The spondyloarthropathies (SpA) are a group of related conditions that include ankylosing spondylitis (AS), reactive arthritis, psoriatic arthritis, the arthritis associated with inflammatory bowel disease, and undifferentiated spondyloarthropathy. Axial involvement (i.e. axial SpA) in these disorders tends to be slowly progressive, requiring in many cases years to decades of clinical symptoms to develop radiographic manifestations. This lag in objective radiographic findings, combined with a lack of other reliable diagnostic biomarkers for axial SpA, can hamper appropriate early diagnosis and treatment in many patients. Here, Rudwaleit et al (Arthritis Rheum 2009; 60(3): 717) explore clinical and radiographic outcomes in a prospective cohort comprised of patients with early radiographic and non-radiographic SpA.
Participants enrolled in the German Spondyloarthritis Inception Cohort (GESPIC) were studied. To be included, patients had to have inflammatory back pain of less than 10 years duration with radiographic sacroiliac involvement (designated as AS) or without radiographic changes (designated as non-radiographic SpA). Those with non-radiographic SpA were required to fulfill additional diagnostic criteria, based on a modification of the European Spondyloarthropathy Study Group Criteria. Participants, enrolled from 13 centers in Germany, were evaluated every 6 months for the first 2 years, and annually thereafter, with clinical, laboratory, and radiographic parameters collected at baseline and longitudinally.
Among the 462 patients were included, 236 were diagnosed with AS at enrollment (51%), of which half had symptoms for less than 5 years. Patients with non-radiographic SpA (n=226) had symptoms for a mean of 2.6 years. The proportion of patients receiving therapy with NSAIDs, DMARDs, and TNF inhibitors was similar between the groups.
Comparing AS patients with symptoms less than 5 years to non-radiographic SpA patients, AS patients were more likely to be male (66% vs. 43%; p<0.001); however, there was no difference in age, age at disease onset, HLA-B27 positivity, family history of SpA, proportion with inflammatory back pain, peripheral arthritis, enthesitis, uveitis, dactylitis, psoriasis, or inflammatory bowel disease (currently or reported history). Among clinical measures, there was no difference in disease activity (measured by the Bath Ankylosing Spondylitis Disease Activity Index (BASDAI)), overall pain, fatigue, or morning stiffness.
Functional and radiographic measures differed between the groups. The mean Bath Ankylosing Spondylitis Functional Index (BASFI) was significantly better in non-radiographic SpA patients compared to those with AS (2.5 vs. 3.1, respectively; p<0.001) reflecting overall better spinal mobility and lateral spinal flexion in the non-radiographic SpA group. Both mean CRP and ESR were significantly higher in AS patients compared to non-radiographic SpA patients (14.4 mg/L vs. 10.9 mg/l, respectively; p<0.001 for CRP and 21 vs 14 mm/hr, respectively; p=0.002 for ESR). As expected, radiographic sacroiliitis was lower in the non-radiographic SpA groups, but also the occurrence of bridging and non-bridging syndesmophytes. Male gender and CRP level, but not presence of HLA-B27, were the biggest predictors of radiographic findings, while HLA-B27 was associated with earlier age at onset. The association of HLA-B27 with age of onset did not differ according to whether the patient has AS or non-radiographic SpA.
Compared to those with AS of comparable disease duration, those with non-radiographic SpA, on average, demonstrated lower levels of systemic inflammation and better function.

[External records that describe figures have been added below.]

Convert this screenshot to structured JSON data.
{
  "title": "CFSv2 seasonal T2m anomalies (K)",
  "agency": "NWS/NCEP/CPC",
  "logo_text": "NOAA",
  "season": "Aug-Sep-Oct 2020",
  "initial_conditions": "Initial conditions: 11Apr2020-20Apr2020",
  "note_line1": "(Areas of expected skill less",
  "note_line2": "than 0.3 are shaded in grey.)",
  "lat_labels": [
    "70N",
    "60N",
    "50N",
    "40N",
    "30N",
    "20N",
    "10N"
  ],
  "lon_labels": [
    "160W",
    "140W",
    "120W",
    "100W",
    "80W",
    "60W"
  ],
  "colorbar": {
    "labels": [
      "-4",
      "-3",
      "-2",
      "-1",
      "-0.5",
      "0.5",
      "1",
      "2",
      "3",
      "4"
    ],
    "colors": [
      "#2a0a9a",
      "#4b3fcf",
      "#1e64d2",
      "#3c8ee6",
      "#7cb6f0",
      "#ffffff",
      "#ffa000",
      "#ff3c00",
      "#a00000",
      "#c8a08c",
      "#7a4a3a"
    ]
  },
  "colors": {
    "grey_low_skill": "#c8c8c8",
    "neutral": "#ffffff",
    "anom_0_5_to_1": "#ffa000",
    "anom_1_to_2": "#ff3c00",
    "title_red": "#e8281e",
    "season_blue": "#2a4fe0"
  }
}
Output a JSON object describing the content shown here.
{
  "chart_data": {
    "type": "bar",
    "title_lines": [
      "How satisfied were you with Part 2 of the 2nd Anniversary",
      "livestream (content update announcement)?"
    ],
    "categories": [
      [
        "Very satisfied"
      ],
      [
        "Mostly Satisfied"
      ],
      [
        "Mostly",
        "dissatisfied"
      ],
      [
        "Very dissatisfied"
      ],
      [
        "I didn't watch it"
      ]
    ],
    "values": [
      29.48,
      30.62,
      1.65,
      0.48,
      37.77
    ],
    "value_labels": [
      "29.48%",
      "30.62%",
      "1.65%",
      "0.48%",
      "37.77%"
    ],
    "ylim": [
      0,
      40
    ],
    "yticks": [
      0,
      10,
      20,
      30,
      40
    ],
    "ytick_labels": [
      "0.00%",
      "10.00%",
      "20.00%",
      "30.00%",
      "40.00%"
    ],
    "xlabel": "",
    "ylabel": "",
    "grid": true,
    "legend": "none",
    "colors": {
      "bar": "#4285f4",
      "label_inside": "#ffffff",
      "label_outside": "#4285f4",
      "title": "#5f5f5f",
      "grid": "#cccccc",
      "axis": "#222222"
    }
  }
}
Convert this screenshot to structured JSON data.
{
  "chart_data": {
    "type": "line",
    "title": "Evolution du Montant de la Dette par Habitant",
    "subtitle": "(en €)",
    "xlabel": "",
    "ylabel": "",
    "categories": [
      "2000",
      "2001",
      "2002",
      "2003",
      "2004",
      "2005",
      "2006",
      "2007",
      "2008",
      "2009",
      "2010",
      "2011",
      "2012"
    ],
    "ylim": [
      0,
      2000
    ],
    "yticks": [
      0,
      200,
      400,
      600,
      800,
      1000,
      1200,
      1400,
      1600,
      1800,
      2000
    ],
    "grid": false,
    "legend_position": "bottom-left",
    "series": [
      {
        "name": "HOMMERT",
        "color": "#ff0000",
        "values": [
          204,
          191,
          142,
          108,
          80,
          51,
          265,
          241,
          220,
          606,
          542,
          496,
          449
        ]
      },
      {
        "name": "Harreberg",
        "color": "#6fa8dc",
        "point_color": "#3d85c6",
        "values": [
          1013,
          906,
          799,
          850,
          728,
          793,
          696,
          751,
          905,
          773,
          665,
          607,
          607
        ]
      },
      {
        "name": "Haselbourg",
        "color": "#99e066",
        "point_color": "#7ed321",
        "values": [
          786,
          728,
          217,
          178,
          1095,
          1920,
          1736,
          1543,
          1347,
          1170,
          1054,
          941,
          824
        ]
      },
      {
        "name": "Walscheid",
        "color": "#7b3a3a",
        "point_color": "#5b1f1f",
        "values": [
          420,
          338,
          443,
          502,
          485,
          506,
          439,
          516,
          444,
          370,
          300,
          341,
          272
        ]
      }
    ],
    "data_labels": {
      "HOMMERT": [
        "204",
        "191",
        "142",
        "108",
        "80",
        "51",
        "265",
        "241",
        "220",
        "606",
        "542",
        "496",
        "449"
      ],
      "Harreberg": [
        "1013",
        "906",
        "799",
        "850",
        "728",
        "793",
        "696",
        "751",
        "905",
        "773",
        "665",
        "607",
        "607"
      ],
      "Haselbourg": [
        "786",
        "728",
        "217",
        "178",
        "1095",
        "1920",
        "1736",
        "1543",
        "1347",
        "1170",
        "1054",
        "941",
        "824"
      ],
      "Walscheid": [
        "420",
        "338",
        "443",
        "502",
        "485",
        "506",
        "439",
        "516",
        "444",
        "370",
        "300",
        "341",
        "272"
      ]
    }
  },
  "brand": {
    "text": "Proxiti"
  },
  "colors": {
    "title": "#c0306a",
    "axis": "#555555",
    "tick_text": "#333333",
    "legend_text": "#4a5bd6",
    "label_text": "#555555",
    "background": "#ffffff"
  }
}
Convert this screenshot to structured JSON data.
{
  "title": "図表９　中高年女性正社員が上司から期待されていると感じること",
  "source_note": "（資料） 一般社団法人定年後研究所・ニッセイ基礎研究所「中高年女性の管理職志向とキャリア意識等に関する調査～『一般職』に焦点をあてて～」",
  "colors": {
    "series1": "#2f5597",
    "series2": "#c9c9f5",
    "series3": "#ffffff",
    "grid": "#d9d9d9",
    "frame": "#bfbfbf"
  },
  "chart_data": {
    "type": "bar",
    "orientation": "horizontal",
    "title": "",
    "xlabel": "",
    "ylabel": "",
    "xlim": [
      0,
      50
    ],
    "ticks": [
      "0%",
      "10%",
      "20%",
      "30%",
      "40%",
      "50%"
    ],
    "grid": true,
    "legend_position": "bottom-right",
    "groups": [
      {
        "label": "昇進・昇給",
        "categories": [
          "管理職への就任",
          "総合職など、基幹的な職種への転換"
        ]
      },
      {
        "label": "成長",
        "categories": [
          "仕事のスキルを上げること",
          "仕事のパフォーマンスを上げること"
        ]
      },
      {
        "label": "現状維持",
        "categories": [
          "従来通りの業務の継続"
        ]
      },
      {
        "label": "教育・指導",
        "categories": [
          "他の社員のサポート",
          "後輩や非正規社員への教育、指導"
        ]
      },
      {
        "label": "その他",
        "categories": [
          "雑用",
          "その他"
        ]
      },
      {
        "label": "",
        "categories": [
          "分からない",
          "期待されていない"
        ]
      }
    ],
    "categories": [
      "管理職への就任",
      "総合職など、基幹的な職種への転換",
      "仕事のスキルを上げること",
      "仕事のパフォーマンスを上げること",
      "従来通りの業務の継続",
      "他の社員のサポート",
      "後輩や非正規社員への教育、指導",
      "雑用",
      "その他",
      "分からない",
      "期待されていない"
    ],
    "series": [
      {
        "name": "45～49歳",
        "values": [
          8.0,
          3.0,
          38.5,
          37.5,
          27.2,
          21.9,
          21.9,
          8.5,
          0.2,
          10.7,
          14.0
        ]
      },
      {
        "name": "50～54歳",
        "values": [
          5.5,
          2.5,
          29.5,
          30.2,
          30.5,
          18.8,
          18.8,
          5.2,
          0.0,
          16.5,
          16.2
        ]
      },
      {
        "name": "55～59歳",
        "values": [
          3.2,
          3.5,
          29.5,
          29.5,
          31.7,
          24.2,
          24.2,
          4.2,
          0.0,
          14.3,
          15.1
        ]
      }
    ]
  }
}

Other clinical parameters, such as symptoms, disease features, and the presence of HLA-B27, were not different.
This is the largest study, to date, comparing disease features in the early spondyloarthropathies. One of the most interesting findings revealed by the study is a lack of a difference in clinical symptoms, despite differences in observable damage. This could suggest that the processes responsible for damage (at least early damage) may be different from those causing symptoms. This highlights the difficulty that can be encountered in establishing early diagnoses in these patients, who may lack HLA-B27, elevated inflammatory markers, or radiographic evidence of disease, but still may have the same intensity of symptoms as a patient who has these markers. Longitudinal follow-up on these patients will be key to understanding what early features are associated with development of radiographic damage in the patients without radiographic findings at baseline.